Common vault types for PayFi include:

Fixed yield vaults This vault type offers short-duration, predictable returns—ideal for wallet balances and reserve buffers.

Example use case: Auto-deploying wallet balances above a user-defined threshold into a 7-day fixed yield vault.

Principal-protected vaults These vaults maintain capital safety while allocating a fraction to higher-return strategies, well-suited for spendable balances or reward pools.

Example use case: Routing card program collateral into a principal-protected vault until funds are needed for settlement.

Multi-strategy vaults Vaults that rebalance across strategies like BTC staking, RWA financing, and delta-neutral trading to optimize for risk-adjusted returns.

Example use case: Allocating a portion of treasury reserves into a multi-strategy vault to finance cashback or affiliate rewards.

Business Model Impact For PayFi Platforms

Integrating vaults affects more than yield. It unlocks a more resilient, scalable financial model.

Platforms can retain a portion of the yield generated by user balances. For example, routing $20 million into a 5 percent APY vault yields $1 million annually, without introducing the complexities of creating their own yield solutions.

Vault revenue can also expand the business model, helping fund cashback programs, rewards, and fee-free user experiences, for example. Rather than relying on token inflation or venture capital, platforms can offer economically sustainable incentives powered by real returns.

Yield-bearing accounts consistently lead to deeper user engagement. Coinbase’s 2023 decision to raise USDC APY to 6 percent, for example, was a strategic move to improve customer retention. Traditional fintechs introducing interest-bearing balances regularly report increased deposits, retention, and average user activity.

Finally, vault revenue diversifies income beyond transaction fees. As payment margins compress, vaults offer a scalable alternative—one that grows with platform adoption, not just transaction volume.

Lorenzo Protocol’s Vault System For PayFi

Lorenzo Protocol provides partners with the infrastructure layer that makes custom vault integrations easy. Its Financial Abstraction Layer brings curated yield strategies into vault products that PayFi apps can integrate. 

Lorenzo supports both white-labeled and branded deployments. It handles custody routing to trusted third parties, yield execution logic, and yield calculation on behalf of partner platforms. Real-time performance dashboards and optional settlement configuration ensure institutions retain full transparency and operational control.

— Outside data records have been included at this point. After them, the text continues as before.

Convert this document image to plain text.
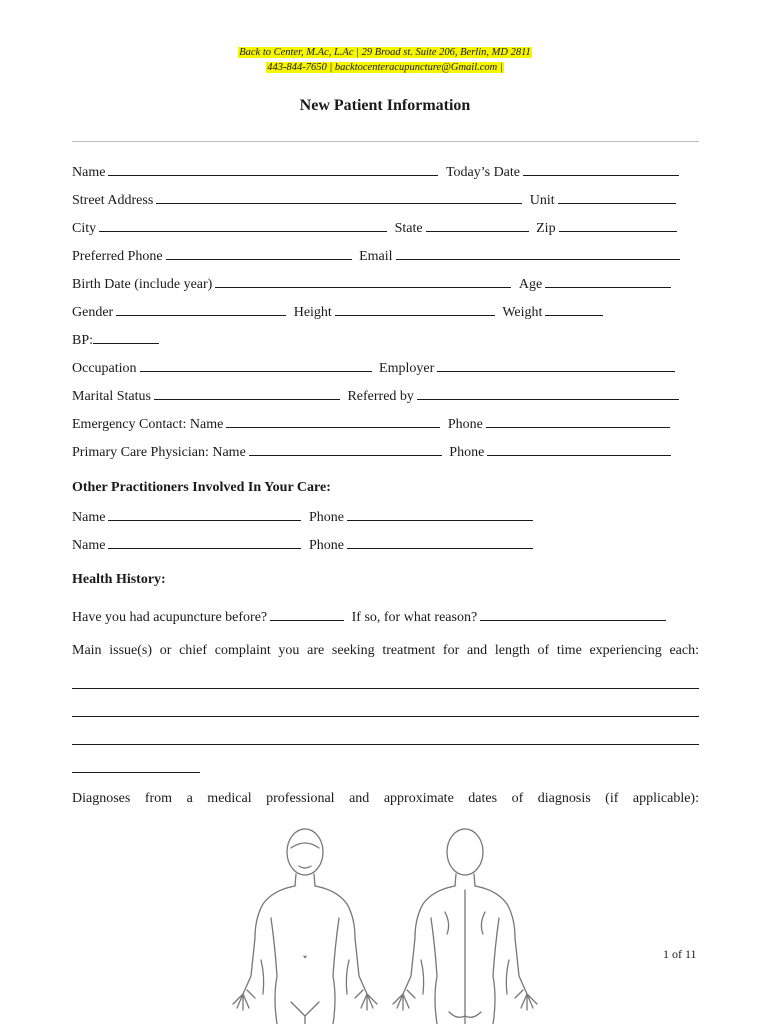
Back to Center, M.Ac, L.Ac | 29 Broad st. Suite 206, Berlin, MD 2811
443-844-7650 | backtocenteracupuncture@Gmail.com |
New Patient Information
Name	Today’s Date
Street Address	Unit
City	State	Zip
Preferred Phone	Email
Birth Date (include year)	Age
Gender	Height	Weight
BP:
Occupation	Employer
Marital Status	Referred by
Emergency Contact: Name	Phone
Primary Care Physician: Name	Phone
Other Practitioners Involved In Your Care:
Name	Phone
Name	Phone
Health History:
Have you had acupuncture before?	If so, for what reason?
Main issue(s) or chief complaint you are seeking treatment for and length of time experiencing each:
Diagnoses from a medical professional and approximate dates of diagnosis (if applicable):
1 of 11
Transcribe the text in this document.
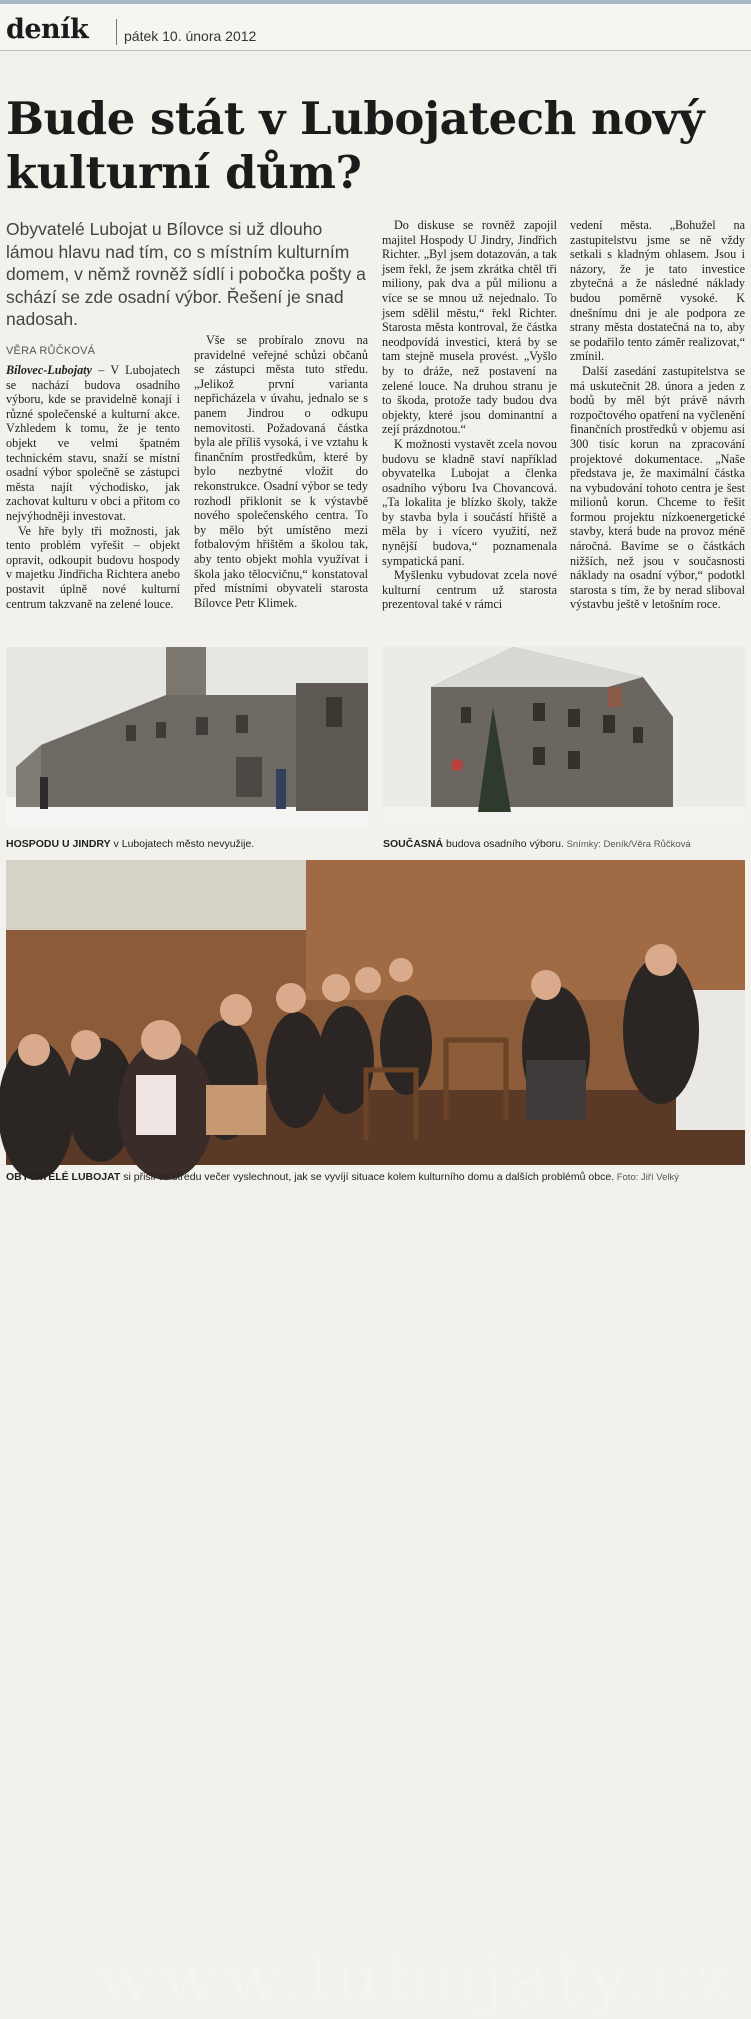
deník	pátek 10. února 2012
Bude stát v Lubojatech nový kulturní dům?
Obyvatelé Lubojat u Bílovce si už dlouho lámou hlavu nad tím, co s místním kulturním domem, v němž rovněž sídlí i pobočka pošty a schází se zde osadní výbor. Řešení je snad nadosah.
VĚRA RŮČKOVÁ

Bílovec-Lubojaty – V Lubojatech se nachází budova osadního výboru, kde se pravidelně konají i různé společenské a kulturní akce. Vzhledem k tomu, že je tento objekt ve velmi špatném technickém stavu, snaží se místní osadní výbor společně se zástupci města najít východisko, jak zachovat kulturu v obci a přitom co nejvýhodněji investovat.

Ve hře byly tři možnosti, jak tento problém vyřešit – objekt opravit, odkoupit budovu hospody v majetku Jindřicha Richtera anebo postavit úplně nové kulturní centrum takzvaně na zelené louce.

Vše se probíralo znovu na pravidelné veřejné schůzi občanů se zástupci města tuto středu. „Jelikož první varianta nepřicházela v úvahu, jednalo se s panem Jindrou o odkupu nemovitosti. Požadovaná částka byla ale příliš vysoká, i ve vztahu k finančním prostředkům, které by bylo nezbytné vložit do rekonstrukce. Osadní výbor se tedy rozhodl přiklonit se k výstavbě nového společenského centra. To by mělo být umístěno mezi fotbalovým hřištěm a školou tak, aby tento objekt mohla využívat i škola jako tělocvičnu,“ konstatoval před místními obyvateli starosta Bílovce Petr Klimek.

Do diskuse se rovněž zapojil majitel Hospody U Jindry, Jindřich Richter. „Byl jsem dotazován, a tak jsem řekl, že jsem zkrátka chtěl tři miliony, pak dva a půl milionu a více se se mnou už nejednalo. To jsem sdělil městu,“ řekl Richter. Starosta města kontroval, že částka neodpovídá investici, která by se tam stejně musela provést. „Vyšlo by to dráže, než postavení na zelené louce. Na druhou stranu je to škoda, protože tady budou dva objekty, které jsou dominantní a zejí prázdnotou.“

K možnosti vystavět zcela novou budovu se kladně staví například obyvatelka Lubojat a členka osadního výboru Iva Chovancová. „Ta lokalita je blízko školy, takže by stavba byla i součástí hřiště a měla by i vícero využití, než nynější budova,“ poznamenala sympatická paní.

Myšlenku vybudovat zcela nové kulturní centrum už starosta prezentoval také v rámci

vedení města. „Bohužel na zastupitelstvu jsme se ně vždy setkali s kladným ohlasem. Jsou i názory, že je tato investice zbytečná a že následné náklady budou poměrně vysoké. K dnešnímu dni je ale podpora ze strany města dostatečná na to, aby se podařilo tento záměr realizovat,“ zmínil.

Další zasedání zastupitelstva se má uskutečnit 28. února a jeden z bodů by měl být právě návrh rozpočtového opatření na vyčlenění finančních prostředků v objemu asi 300 tisíc korun na zpracování projektové dokumentace. „Naše představa je, že maximální částka na vybudování tohoto centra je šest milionů korun. Chceme to řešit formou projektu nízkoenergetické stavby, která bude na provoz méně náročná. Bavíme se o částkách nižších, než jsou v současnosti náklady na osadní výbor,“ podotkl starosta s tím, že by nerad sliboval výstavbu ještě v letošním roce.

HOSPODU U JINDRY v Lubojatech město nevyužije.	SOUČASNÁ budova osadního výboru. Snímky: Deník/Věra Růčková
www.lubojaty.cz
OBYVATELÉ LUBOJAT si přišli ve středu večer vyslechnout, jak se vyvíjí situace kolem kulturního domu a dalších problémů obce. Foto: Jiří Velký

For PayFi teams, Lorenzo is the all-in-one backend infrastructure that makes vault integration into products easy to start and simple to manage.

Payment Apps Are The New Banks

Banks monetize deposits. Most crypto payment apps do not. With Lorenzo Protocol, that is beginning to change.

Tokenized vaults make it possible to embed yield into every layer of a PayFi platform—from user deposits to collateral reserves. They enable passive monetization, programmable rewards, and capital efficiency that scales with product adoption.

As users become more yield-aware and the infrastructure matures, embedded yield is shifting from optional to expected. The platforms that offer it first will be the ones users consolidate into, because they won’t just move value, they’ll grow it.

With backend infrastructure like Lorenzo Protocol, PayFi teams can embed yield into their stack without needing to build it themselves.